Director John Cameron Mitchell reunites with his Rabbit Hole star Nicole Kidman for How To Talk To Girls At Parties. He talks to Laura Harding about why we need punk in modern times

CROYDON in 1977 is probably the last place you would expect to find Nicole Kidman. And yet there she is, unexpectedly dressed in a huge ragged black and white wig, black eyeliner slashed across her face, wearing a ragged tuxedo with a silver key dangling from her neck.

The actress plays the imperiously named punk matriarch Queen Boadicea in How To Talk To Girls At Parties, the new film from Hedwig And The Angry Inch creator John Cameron Mitchell. "I don't think she saw the wig until the day," he laughs. "It was very last minute. She had just won the Evening Standard theatre award on the West End for Photograph 51."

The film is a reunion for Kidman and Mitchell after he directed her in the 2010 drama Rabbit Hole - and the Australian star was so keen to do the part, she rehearsed with her old friend during the intervals of the play.

"It was hard for her to schedule it but it was just a six-day thing and she was very game. She just said, 'Do it like you would, do the character out loud and I will just copy you', so that was how she learned it. I was being my version of Malcolm McLaren meets Vivienne Westwood with some sort of indeterminate east London/Australian accent, and that is what it was. This role runs the gamut of what she has. I've never seen her do a role like this where she's nasty and dirty - her fingers are never clean!"

That Mitchell would think of her for such an unusual role came as something as a surprise for Kidman.

"John is one of my dearest friends and I adore him," she says. "I was in London in a play and he said, 'I've got this cameo role for you', and I said, 'Yes of course, I'll do anything for you - my John.' I love that he's bold and he just tries things.

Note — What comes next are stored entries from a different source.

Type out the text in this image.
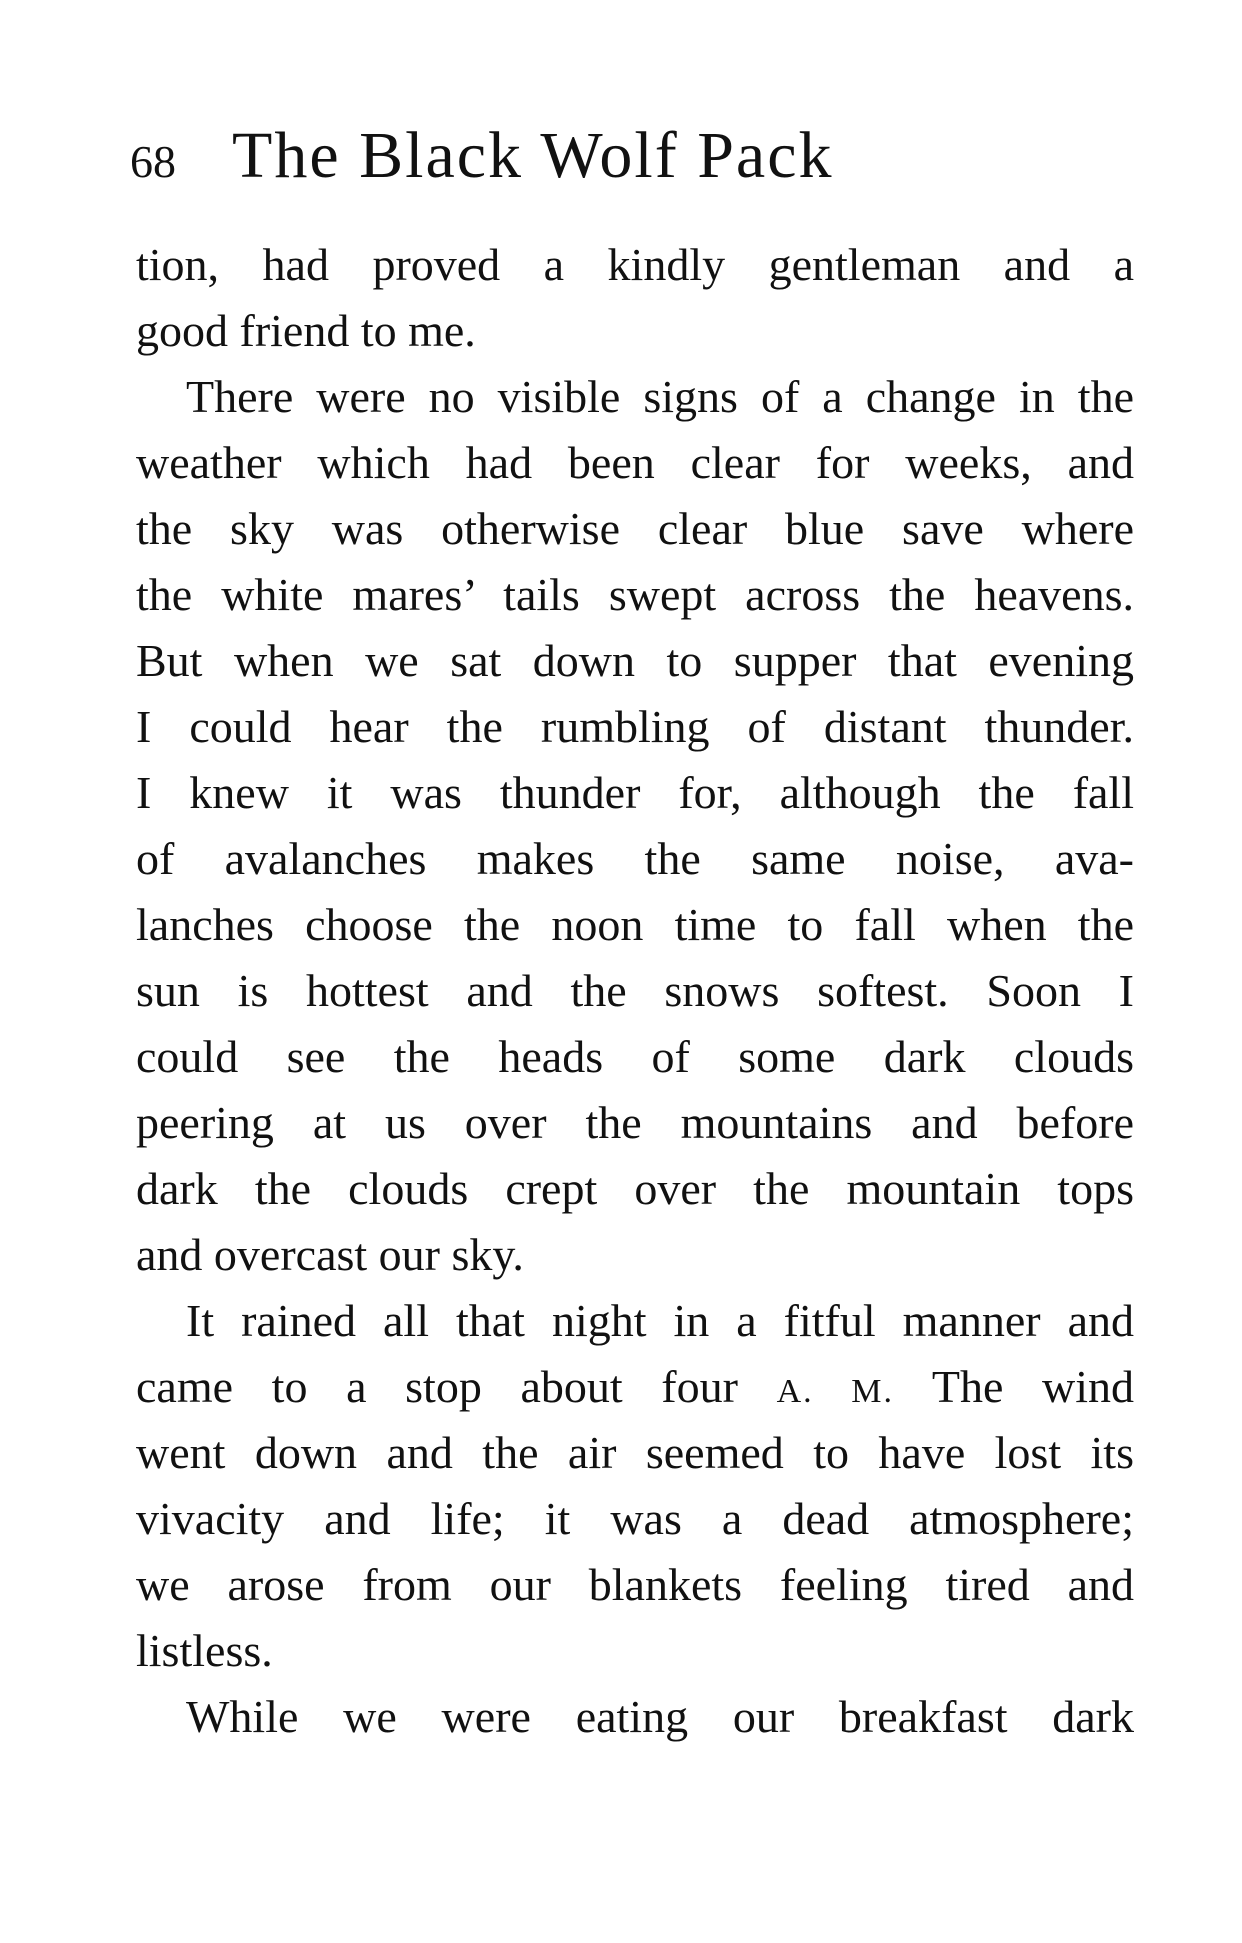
68 The Black Wolf Pack
tion, had proved a kindly gentleman and a
good friend to me.
There were no visible signs of a change in the
weather which had been clear for weeks, and
the sky was otherwise clear blue save where
the white mares’ tails swept across the heavens.
But when we sat down to supper that evening
I could hear the rumbling of distant thunder.
I knew it was thunder for, although the fall
of avalanches makes the same noise, ava-
lanches choose the noon time to fall when the
sun is hottest and the snows softest. Soon I
could see the heads of some dark clouds
peering at us over the mountains and before
dark the clouds crept over the mountain tops
and overcast our sky.
It rained all that night in a fitful manner and
came to a stop about four A. M. The wind
went down and the air seemed to have lost its
vivacity and life; it was a dead atmosphere;
we arose from our blankets feeling tired and
listless.
While we were eating our breakfast dark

"I play the punk mother figure and represent the anarchy of the era. I love that John thought of me, as I would have cast someone different. As soon as I met with costume designer Sandy Powell and she showed me this look she had for me and I put on the clothes, I thought it was fantastic."

Based on the short story by Good Omens author Neil Gaiman, the film focuses on a shy teenage punk rocker who sneaks into a party, meets a group of girls who come from outer space and falls in love with one of them, played by Elle Fanning.

"It's a real romance between a punk and alien," Mitchell says. "It's a mixture of cultures and subcultures. Both the aliens and punks are tribes on the fringe in the normal grey 70s world of Croydon. Neil Gaiman was almost signed to a punk band in 1977 and always wondered what might have happened. In a way this was re-claiming the punk youth I never had and the punk stardom that Neil almost had."

The film continues a renegade aesthetic that appears in much of Mitchell's work, from his films Hedwig to Shortbus and even his acting appearances in Girls and The Good Fight.

"Everything I do I try to keep in the spirit of do-it-yourself, don't fit in too hard, but also bring in the audience. I always want my films to be entertaining with other stuff underneath, other themes that you might not expect in a romance like this. This is by no means a reconstruction of any punk history, this is a punk fairytale, a teenage romance, with an unexpected Brexit theme."

In fact Mitchell is convinced that punk could play a role in healing social divides in the modern world.

"I usually like to originate material myself, but there was something about this. It draws on Neil Gaiman's youth as a punk in Croydon and in some ways we need a punk spirit more now than perhaps we did in the 70s because of a feeling of darkness, harshness and doom that's suffusing everyone now."

"In the film, there is an unexpected discussion of what punk could be in a healthy way for society now which is very much scared of the outsider and frightened about the future," he says.

"That was certainly happening in the 70s here and in the US, which is where punk came from, and I think there does need to be a new kind of punk to answer it, which is different from people screaming on social media.

"That's not punk, that is actually just screaming, and anger is not necessarily productive if it's just trying to tear down or trying to make you not pure enough. The danger that punk had was it became conformist very quickly - if you're not this, you're not punk. That kind of reminds me of the PC police now, you can't use certain words, otherwise you're anathema or insensitive so you end up with allies tearing each other apart which happened a bit in the late 70s too."

How To Talk To Girls At Parties is released in UK cinemas on May 11.